Ao abade de Vercelli, o Espírito de Antônio diz que parte pressuroso para sua pátria, e este fato foi tido como milagroso. Esta aparição a Igreja reconhece como verdadeira. Mas vá alguém falar de uma avó que venha dizer adeus ao neto querido, antes de partir, ela também, para a sua pátria...
Aí ficou, num exame "à vol d’oiseau", a biografia de alguns vultos notáveis dentre as muitas centenas que ilustram o vasto acervo hagiológico, e os principais feitos mediúnicos que os celebrizaram. Em rápidas pinceladas pôde-se comparar os fatos ditos milagrosos e a fenomenologia espírita, de montante não menos rica. Qualquer dos fenômenos analisados poderia, sem dúvida, receber maior aprofundamento, mas a literatura especializada é facilmente disponível e nela o leitor interessado encontrará melhor exposição que aquela que poderíamos fazer.

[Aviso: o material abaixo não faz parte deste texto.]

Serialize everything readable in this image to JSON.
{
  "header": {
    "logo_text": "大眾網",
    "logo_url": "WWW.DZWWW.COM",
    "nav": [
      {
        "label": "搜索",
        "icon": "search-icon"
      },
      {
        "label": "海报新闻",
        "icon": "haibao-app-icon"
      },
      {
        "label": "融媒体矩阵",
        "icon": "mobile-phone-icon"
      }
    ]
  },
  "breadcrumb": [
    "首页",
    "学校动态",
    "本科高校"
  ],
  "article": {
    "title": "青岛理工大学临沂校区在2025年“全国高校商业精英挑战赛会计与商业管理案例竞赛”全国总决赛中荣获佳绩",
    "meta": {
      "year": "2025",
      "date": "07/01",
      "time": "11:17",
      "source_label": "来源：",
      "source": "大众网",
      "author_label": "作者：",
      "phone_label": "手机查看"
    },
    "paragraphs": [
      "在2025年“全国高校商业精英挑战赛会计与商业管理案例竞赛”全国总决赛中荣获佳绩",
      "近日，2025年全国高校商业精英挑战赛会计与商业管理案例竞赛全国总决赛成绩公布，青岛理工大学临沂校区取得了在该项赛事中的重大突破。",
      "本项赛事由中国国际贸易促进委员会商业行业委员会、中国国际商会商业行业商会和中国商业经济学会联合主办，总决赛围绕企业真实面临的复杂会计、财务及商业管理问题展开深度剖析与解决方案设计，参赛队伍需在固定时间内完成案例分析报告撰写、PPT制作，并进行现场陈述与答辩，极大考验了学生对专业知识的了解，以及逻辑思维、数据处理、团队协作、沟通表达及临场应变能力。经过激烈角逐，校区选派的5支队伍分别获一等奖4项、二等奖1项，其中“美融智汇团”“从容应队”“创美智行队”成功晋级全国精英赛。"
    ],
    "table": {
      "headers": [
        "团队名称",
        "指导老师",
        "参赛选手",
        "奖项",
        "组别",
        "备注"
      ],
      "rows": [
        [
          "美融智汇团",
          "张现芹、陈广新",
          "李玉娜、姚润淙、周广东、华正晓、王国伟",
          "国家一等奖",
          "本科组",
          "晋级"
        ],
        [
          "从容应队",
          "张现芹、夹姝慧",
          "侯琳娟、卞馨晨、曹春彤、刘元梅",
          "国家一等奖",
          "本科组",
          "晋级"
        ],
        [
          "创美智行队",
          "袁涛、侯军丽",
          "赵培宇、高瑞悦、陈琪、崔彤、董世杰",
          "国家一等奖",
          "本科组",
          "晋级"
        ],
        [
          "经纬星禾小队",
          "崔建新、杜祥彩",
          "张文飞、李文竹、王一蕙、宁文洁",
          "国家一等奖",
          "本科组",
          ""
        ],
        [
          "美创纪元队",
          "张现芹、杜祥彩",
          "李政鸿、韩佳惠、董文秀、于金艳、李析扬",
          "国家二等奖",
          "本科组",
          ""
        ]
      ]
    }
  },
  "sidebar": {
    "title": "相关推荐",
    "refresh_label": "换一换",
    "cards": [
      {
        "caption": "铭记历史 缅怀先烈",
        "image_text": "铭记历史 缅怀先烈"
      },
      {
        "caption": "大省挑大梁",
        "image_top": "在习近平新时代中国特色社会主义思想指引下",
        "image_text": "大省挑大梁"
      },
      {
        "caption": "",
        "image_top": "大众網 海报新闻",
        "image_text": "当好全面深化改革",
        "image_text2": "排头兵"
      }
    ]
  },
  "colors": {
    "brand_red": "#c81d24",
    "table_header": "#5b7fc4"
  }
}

Do enorme volume hagiológico, apenas tratamos de uns poucos santos, dentre os mais conhecidos, mas em todos a tônica é a mesma: intuições, premonição, visões, levitação, curas, aparições, etc.
Um fato é notório, e ele sintetiza todo o objetivo destas nossas linhas. Se qualquer dos médiuns cuja memória o Espiritismo guarda em seus anais, vivesse em ambiente monástico, se andassem eles a braços com a Igreja que tão asperamente os repudia, então sua visões, suas mensagens, suas produções mediúnicas, enfim, seriam tidas na conta de milagres. As almas que por eles se manifestassem, o teriam feito "por permissão de Deus" e seriam almas de santos ou seriam anjos. Os Espíritos endurecidos doutrinados ou afastados, seriam "demônios" e as mensagens que esses médiuns recebessem seriam "revelações divinas", ciosamente guardadas na sombra dos monastérios. E sem dúvida tais médiuns, após a formalização dos processos canônicos, seriam beatificados e depois canonizados, podendo então interceder por nós junto a Deus. Essencialmente, seriam de natureza tão espiritual quanto qualquer outro que deste planeta de ilusões e preconceitos tenha partido, e biologicamente estariam tão mortos quanto os antepassados que os leitores, como nós, relembramos saudosos. Mas aqueles outros teriam direito a falar, aparecer, intuir-nos, materializarem-se, dar-nos proteção e nos acolher quando a nossa hora também fosse chegada. Porque, para isso, julgamentos humanos haviam dado a devida concessão, através de um ato litúrgico e de um título conferido. E com toda a certeza teríamos para logo o santo brasileiro, que tantas pessoas desejam. Provavelmente viria ele dos cafundós das Minas Gerais que, esgotados os filões auríferos que lhes deram o nome, teriam produzido um ouro espiritual, muito mais precioso, porque os ladrões não roubam e nem o tempo esfarela.
Como, porém, a ideologia filosófico-religiosa é outra, temos de permanecer anatematizados, excomungados, e olhados com suspeita. Livre-nos Deus de voltarem a arder as fogueiras da Inquisição, também chamada santa, pois que aí seríamos, nós por termos escrito, e os leitores por haverem lido, devidamente churrasqueados em praça pública, tudo em nome da fé, da moral e dos costumes.